In their letters, students ask each sheriff’s department the specific requirements to be an officer in that county. In addition, they inquire about the pay scale and then tell them about the wall project going on at the school. The students will ask the county sheriff to send in a patch which will then be positioned on the respective county’s spot on the Texas map in the classroom.
“The majority of the sheriffs actually take the time to write back to the student and then send in their patch,” Lanman said.
This is the third year for this project; there are now roughly 60 patches out of the 254 counties in Texas. Patches are added to the map each year and when students receive a patch they write their name on the back of the patch, along with the year it was received, so they are able to return to the classroom and see which patches they acquired.
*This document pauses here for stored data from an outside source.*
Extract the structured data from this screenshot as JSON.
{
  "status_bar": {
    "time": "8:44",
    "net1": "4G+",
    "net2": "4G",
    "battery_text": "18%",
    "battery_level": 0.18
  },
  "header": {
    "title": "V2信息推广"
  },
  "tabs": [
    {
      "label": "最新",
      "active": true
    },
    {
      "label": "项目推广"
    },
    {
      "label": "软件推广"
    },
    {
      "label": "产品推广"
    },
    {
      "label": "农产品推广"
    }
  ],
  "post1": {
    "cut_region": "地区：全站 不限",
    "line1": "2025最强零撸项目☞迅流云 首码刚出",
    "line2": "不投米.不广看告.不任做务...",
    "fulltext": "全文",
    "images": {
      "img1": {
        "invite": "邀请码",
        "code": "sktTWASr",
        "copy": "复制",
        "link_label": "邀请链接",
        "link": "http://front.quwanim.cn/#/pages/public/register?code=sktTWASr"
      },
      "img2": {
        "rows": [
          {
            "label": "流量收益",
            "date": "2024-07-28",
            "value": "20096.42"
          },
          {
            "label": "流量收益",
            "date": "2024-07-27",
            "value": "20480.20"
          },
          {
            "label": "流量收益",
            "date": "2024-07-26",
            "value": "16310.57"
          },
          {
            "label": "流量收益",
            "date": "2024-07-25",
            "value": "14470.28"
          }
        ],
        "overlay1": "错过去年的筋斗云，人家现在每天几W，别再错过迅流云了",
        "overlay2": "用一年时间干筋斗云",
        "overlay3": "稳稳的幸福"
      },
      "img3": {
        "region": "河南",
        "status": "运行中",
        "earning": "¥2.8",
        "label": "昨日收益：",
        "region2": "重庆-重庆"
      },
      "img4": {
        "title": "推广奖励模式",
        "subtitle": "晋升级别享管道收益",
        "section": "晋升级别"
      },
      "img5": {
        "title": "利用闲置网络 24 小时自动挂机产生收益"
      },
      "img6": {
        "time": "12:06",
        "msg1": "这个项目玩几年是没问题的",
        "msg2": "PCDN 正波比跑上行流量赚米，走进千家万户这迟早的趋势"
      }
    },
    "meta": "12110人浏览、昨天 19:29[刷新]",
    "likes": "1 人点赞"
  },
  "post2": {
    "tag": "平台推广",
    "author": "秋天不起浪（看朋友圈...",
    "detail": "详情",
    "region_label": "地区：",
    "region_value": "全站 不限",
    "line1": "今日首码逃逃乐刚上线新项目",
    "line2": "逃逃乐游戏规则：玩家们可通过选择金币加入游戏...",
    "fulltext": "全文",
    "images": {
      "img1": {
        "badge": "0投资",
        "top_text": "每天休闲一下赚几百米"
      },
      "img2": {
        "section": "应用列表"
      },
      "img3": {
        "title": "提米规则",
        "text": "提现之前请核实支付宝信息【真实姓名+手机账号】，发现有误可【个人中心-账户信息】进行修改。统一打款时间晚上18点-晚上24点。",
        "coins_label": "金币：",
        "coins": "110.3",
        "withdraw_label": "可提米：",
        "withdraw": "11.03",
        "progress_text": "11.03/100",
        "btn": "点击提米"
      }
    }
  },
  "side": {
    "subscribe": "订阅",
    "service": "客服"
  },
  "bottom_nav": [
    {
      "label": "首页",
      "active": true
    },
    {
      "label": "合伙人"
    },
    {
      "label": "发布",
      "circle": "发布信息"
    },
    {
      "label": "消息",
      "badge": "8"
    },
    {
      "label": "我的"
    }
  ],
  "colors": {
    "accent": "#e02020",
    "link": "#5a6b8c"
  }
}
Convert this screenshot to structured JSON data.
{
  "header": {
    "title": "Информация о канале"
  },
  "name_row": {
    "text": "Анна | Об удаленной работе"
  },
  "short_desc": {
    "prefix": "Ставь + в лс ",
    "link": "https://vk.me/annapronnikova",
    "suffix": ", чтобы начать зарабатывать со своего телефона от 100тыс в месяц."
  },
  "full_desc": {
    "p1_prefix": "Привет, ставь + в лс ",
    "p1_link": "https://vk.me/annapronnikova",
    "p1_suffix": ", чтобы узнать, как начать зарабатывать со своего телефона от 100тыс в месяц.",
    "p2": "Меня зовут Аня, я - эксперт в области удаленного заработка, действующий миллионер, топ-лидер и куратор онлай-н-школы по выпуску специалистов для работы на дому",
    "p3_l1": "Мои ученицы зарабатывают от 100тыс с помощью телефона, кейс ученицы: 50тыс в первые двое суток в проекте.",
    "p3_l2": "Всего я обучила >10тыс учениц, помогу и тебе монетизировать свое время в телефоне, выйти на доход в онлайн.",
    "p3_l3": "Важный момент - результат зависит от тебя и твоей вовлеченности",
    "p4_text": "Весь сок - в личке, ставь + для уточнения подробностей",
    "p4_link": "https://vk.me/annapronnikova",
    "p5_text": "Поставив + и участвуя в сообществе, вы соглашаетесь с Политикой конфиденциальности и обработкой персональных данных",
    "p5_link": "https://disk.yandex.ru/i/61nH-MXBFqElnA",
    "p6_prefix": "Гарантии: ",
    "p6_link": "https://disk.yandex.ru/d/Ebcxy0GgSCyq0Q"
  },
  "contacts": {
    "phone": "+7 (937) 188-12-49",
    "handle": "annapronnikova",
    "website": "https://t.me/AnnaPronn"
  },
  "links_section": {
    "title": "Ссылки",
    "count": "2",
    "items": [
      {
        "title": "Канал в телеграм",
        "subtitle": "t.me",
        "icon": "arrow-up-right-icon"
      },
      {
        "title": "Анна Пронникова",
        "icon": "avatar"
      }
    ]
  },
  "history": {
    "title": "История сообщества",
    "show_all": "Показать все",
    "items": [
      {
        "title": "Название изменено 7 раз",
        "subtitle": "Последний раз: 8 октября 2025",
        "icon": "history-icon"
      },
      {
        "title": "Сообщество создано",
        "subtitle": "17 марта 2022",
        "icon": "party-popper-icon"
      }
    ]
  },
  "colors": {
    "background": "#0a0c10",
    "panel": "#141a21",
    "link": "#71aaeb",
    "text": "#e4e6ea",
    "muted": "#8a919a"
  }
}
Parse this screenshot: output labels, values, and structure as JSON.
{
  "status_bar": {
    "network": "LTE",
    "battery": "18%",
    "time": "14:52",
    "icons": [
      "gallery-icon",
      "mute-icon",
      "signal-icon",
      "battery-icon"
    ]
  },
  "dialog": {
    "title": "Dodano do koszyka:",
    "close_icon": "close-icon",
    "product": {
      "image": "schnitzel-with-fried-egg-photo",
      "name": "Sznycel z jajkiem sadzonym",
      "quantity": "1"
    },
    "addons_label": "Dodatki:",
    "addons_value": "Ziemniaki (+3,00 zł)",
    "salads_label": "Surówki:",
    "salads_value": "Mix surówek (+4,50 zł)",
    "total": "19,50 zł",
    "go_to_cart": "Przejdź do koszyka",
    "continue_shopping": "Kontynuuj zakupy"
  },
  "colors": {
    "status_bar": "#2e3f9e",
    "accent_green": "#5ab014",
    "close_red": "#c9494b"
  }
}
Once all the counties are collected, the next step is to draw the outline of the United States and get all of the state police patches on the wall in addition to the county patches of Texas.
Students have found that every police department has different qualifications for employment. The standard requirement is that applicants be 21 years or older, have a clean criminal background and a high school diploma though most county offices require additional skills to be a sheriff.
“This gives the students a perspective of what law enforcement is really about. Not just driving fast and wrestling guys,” the coordinator said.